Spend a lot of time in the kitchen and bathrooms, putting latches and locks on drawers and cabinets, especially those that contain cleaning substances and medicines. Unplug and store any appliances not in use, from coffee makers and blenders to curling irons and hair dryers. Get a toilet latch to keep your bowl from turning into a drowning hazard.
In the nursery, store changing supplies close to the changing table so that you never have to take your eyes off the baby while reaching for a wipe. Nursery dressers present the same types of falling hazards as bookcases and televisions. Choose nursery furniture with safety features such as drawers that won’t pull all the way out, and make sure your crib complies with all safety regulations. Never put bumpers, toys, pillows, or blankets in the crib with the baby.
More General Safety Tips
- Keep fire extinguishers out of baby’s reach
- Make first aid kits accessible to you but not to the baby
- Install a gauge or guard for the water heater to prevent scalding temperatures
- Use nontoxic, lead-free paint on the walls
- Program emergency numbers into your phone that you can dial even when the phone is locked
- Have a way to charge your phone if the power goes out
- Buy an emergency beacon or lighting to ensure first responders can find your house
- Get corner pads for the walls, pad low coffee tables, and cushion hard or sharp protrusions on furniture
- Make sure each level of the home has functioning smoke and carbon monoxide detectors
When a baby is on the way, leave no stone unturned in completing this babyproofing checklist before the baby can crawl—preferably well before the baby arrives in the first place.

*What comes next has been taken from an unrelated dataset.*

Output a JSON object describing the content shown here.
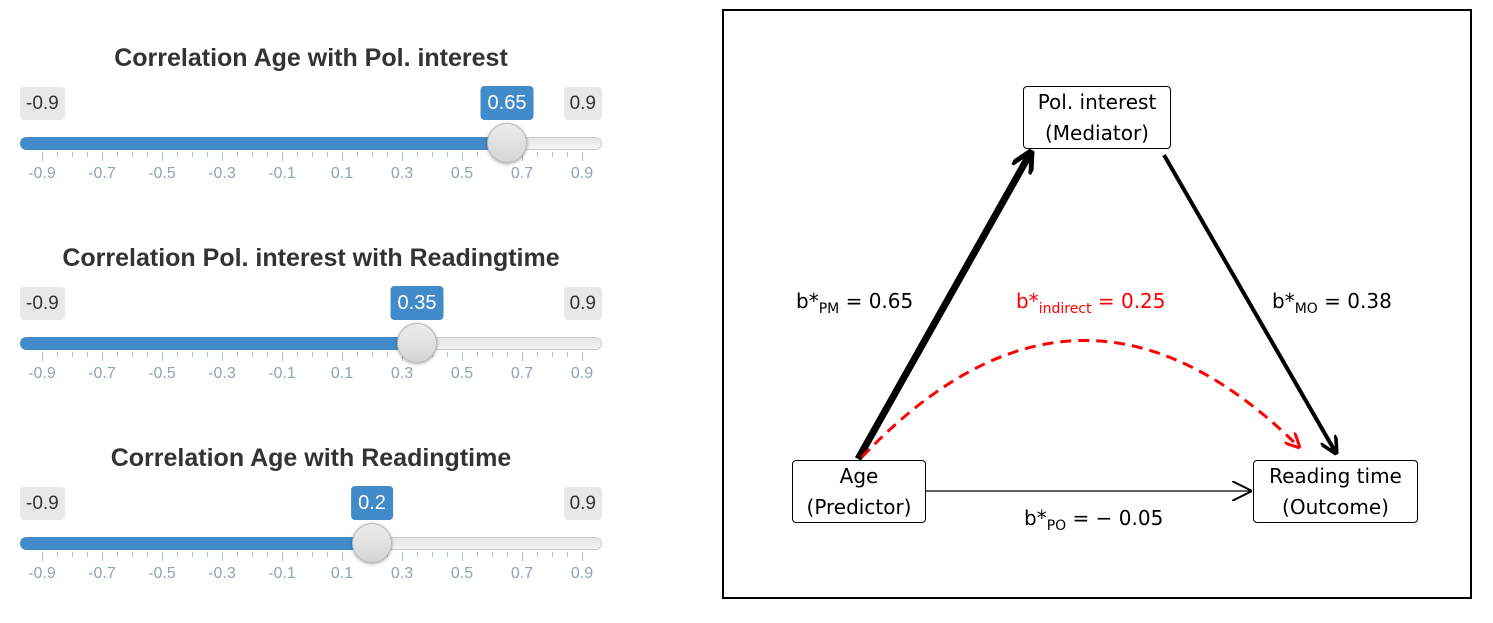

When a new baby comes home, your parental eyes will begin to see the hazards you never thought about before. Anything sharp, heavy, electrical, corded, toxic, or breakable will jump out at you as a danger to remedy as soon as possible.
At Milk Snob, we know a lot about versatile car seat and nursing covers, but we don’t claim to know everything about babyproofing your home. Be sure to check with your pediatrician and with respected child safety organizations to ensure you’ve neutralized or removed all the possible hazards in your home so that you can spend time enjoying your amazing new addition to the family.